NASA SBIR 2003 Solicitation


PROPOSAL NUMBER:03-E1.02-7676 (For NASA Use Only - Chron: 035331)
SUBTOPIC TITLE:Lidar Remote Sensing
PROPOSAL TITLE:High Throughput Direct Detection Doppler Lidar

SMALL BUSINESS CONCERN (Firm Name, Mail Address, City/State/Zip, Phone)
Lite Cycles Inc
2301 N. Forbes Blvd
Tucson ,AZ 85745 - 1431
(520) 798 - 1240

PRINCIPAL INVESTIGATOR/PROJECT MANAGER (Name, E-mail, Mail Address, City/State/Zip, Phone)
James   Murray
2301 N. Forbes Blvd
Tucson ,AZ  85745 -1431
(520) 798 - 0652
U.S. Citizen or Legal Resident: Yes

Lite Cycles, Inc. (LCI) proposes to develop a direct-detection Doppler lidar (D3L) technology called ELITE that improves the system optical throughput by more than an order of magnitude. This improvement has the potential to enable wind sensing via Doppler lidar from spaceborne platforms, as well as improving the warning time for on-board clear air-turbulence (CAT) sensors used in commercial aircraft. The ELITE concept will be modeled and tested in Phase-I, and the feasibility for spaceborne implementations will be assessed. A prototype D3L system that utilizes the ELITE technology will be built and tested in Phase-II. The test results will be used to assess the feasibility of ELITE-based spaceborne Doppler lidar.

On average, one commercial flight encounters significant clear-air turbulence (CAT) every other day. Between 1980 and 1995, the FAA reports CAT encounters injured 316 people and killed two. Doppler lidar is the only known method capable of reliably detecting CAT at ranges necessary to effectively prepare for or evade violent encounters. Experimental coherent-based Doppler lidar sensors are capable of detecting CAT at a range of 10 miles at 20,000 ft, which translates into a 45 second warning time. This meets the threshold-level requirement, and has little commercial utility. Ideally, much greater warning times at objective altitides are required to make a CAT sensor feasible for commercial deployment.
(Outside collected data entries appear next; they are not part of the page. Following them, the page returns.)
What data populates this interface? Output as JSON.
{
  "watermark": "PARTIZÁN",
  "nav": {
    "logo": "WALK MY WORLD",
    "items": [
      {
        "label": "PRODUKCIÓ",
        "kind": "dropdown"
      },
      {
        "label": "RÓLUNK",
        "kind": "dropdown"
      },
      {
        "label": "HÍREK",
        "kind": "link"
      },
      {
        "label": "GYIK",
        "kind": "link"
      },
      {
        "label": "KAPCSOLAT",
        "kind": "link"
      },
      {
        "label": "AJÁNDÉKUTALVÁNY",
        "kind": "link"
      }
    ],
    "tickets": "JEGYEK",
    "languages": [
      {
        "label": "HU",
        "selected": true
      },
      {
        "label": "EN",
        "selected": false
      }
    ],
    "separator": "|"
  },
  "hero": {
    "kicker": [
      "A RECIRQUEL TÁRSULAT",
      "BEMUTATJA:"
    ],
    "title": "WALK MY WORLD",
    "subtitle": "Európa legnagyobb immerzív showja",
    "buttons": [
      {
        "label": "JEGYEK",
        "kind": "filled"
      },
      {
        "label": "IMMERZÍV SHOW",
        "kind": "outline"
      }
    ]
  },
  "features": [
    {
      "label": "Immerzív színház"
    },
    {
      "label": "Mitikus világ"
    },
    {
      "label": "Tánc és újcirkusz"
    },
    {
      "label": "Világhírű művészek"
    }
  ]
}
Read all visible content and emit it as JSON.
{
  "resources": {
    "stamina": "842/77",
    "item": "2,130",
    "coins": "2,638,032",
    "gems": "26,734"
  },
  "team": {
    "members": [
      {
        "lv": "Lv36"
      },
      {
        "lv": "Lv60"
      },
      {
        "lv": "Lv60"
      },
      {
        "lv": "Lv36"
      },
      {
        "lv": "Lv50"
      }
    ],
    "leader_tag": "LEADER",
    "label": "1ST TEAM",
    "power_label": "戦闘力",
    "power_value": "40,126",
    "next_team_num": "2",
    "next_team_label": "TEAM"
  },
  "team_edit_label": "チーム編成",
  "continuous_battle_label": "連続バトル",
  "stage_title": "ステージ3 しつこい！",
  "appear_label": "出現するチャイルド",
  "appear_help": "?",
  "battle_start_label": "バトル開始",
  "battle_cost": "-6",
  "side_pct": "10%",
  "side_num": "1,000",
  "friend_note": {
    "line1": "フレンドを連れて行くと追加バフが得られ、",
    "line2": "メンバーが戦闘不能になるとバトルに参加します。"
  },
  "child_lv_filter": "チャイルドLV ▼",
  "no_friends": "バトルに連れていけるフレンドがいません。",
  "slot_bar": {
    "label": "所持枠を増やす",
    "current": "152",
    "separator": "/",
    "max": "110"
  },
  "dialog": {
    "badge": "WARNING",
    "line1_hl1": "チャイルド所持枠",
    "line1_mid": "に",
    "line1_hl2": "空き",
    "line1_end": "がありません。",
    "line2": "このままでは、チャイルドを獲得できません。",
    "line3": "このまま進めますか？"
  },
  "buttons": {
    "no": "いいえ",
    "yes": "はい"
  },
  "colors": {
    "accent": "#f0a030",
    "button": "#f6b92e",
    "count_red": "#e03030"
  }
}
Moreover, the costs associated with coherent-based systems make it difficult to achieve commercial viability. Direct-detection Doppler lidars based on the ELITE technology have considerable promise in meeting the objective specifications and cost of commercial CAT sensors.

Global measurement of tropospheric wind is potentially the most significant contribution of satellite remote sensing to existing global meteorological observations. However, there are large deficiencies in accurate wind measurements over large regions of the world (e.g., oceans), and spaceborne sensors are the only practical means of addressing these deviciencies. The deployment of spaceborne wind sensors would provide critical data on hydrologic and biogeochemical cycles, planetary scale dynamics, atmospheric-oceanic heat transport, as well as critical wind information for improved operational weather forecasting. NASA has been directly involved in the development of wind-sensing lidar technologies to address this need. Direct measurement of horizontal wind vectors in clear air has been demonstrated using lidar from the ground and from aircraft, based on determination of the wind-induced Doppler shift in the backscatter signal. However, the performance of Doppler lidar systems must be dramatically improved to make wind sensing feasible from space-based platforms. The improvements and simplicity of the proposed ELITE technology may provide the enhancements required to enable space-based wind sensing via Doppler lidar.